3 June 2024 Off By Jean-François Hubert

Living in France since 1931, Vu Cao Dam – who never returned to Vietnam – was a subtle thurifer of Vietnamese culture.

The conquest of otherness, the cornerstone of his life, went hand in hand, for a time, with the defense of his native country’s independence, encouraged by the fascination he felt for Ho Chi Minh during the latter’s visit to Paris in 1946.

However, our picture is underpinned by a sensed hope and foreboding disillusionment: that of deconstruction.

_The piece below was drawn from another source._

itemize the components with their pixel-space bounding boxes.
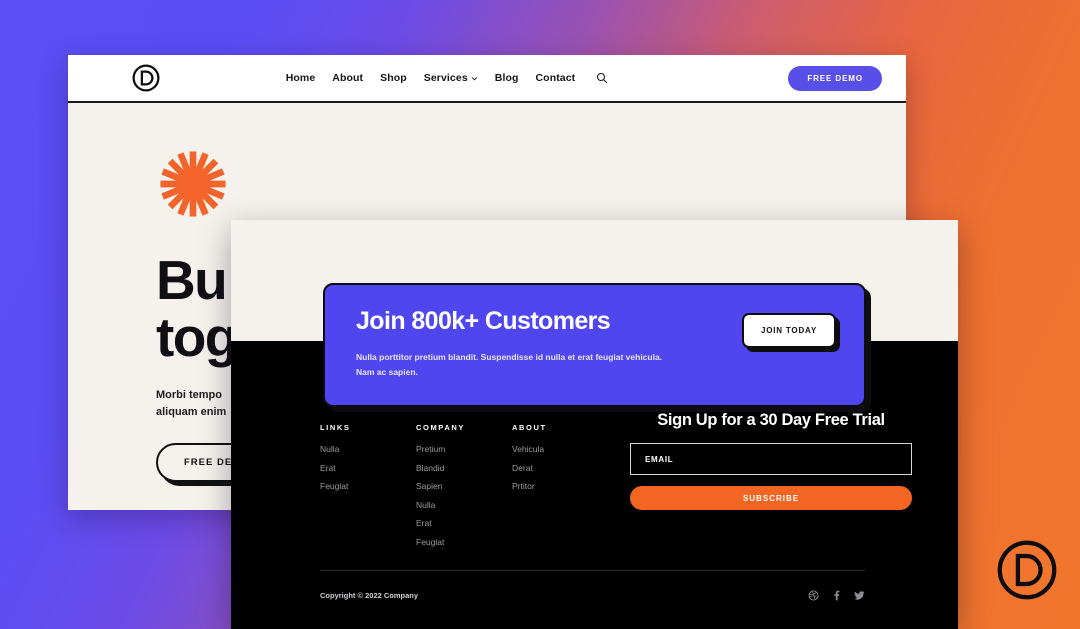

In 1953, the artist’s hope was twofold: that of renewing himself in Vence after his stays in Paris, Vanves and Béziers. That of his native Vietnam, where everyone thought that after 7 years of painful war, independence should be granted enabling the belligerents to achieve a peace that would humiliate no one.

But disillusionment, which he already sensed, would follow. Doubly so, because while he knew that his ancestral world was crumbling, he was no longer certain that the new one would be better than the previous one. With his lucid passion, Vu Cao Dam offers us a work nourished by deconstructive energy.


Six figures in four different scenes. In an almost stormy atmosphere, two women in the lower right foreground, whose hairstyles and dresses, unlike their faces, are not typically Vietnamese, a man, from behind, in traditional Vietnamese costume, and further to the left, a horseman and, finally, two individuals, undifferentiated, in the background on the right.

The horse exudes strength, in contrast to the docile, even passive model of previous years.

The tree can’t be linked to any species, while the Kim-Vân-Kiêu characters – Kieu and Vân at bottom right, Kim on horseback – seem to have been taken up again and secularized. All three have left the narrative flow of classic Vietnamese literature to become embodied in that of immediate history.

The man in traditional dress turns his back to greet and encourage the rider off to war (?) Can these men and women of the past, even if they are the actors of 1953, understand that the fight for independence implies a dislocation of their world, which the victors will classify as “feudal”?

A salute like a farewell, a departure like a quest, a presence like confusion. It’s all there in this work, with its innovative use of Caparol, characteristic of the artist’s pictorial experiments in Vence.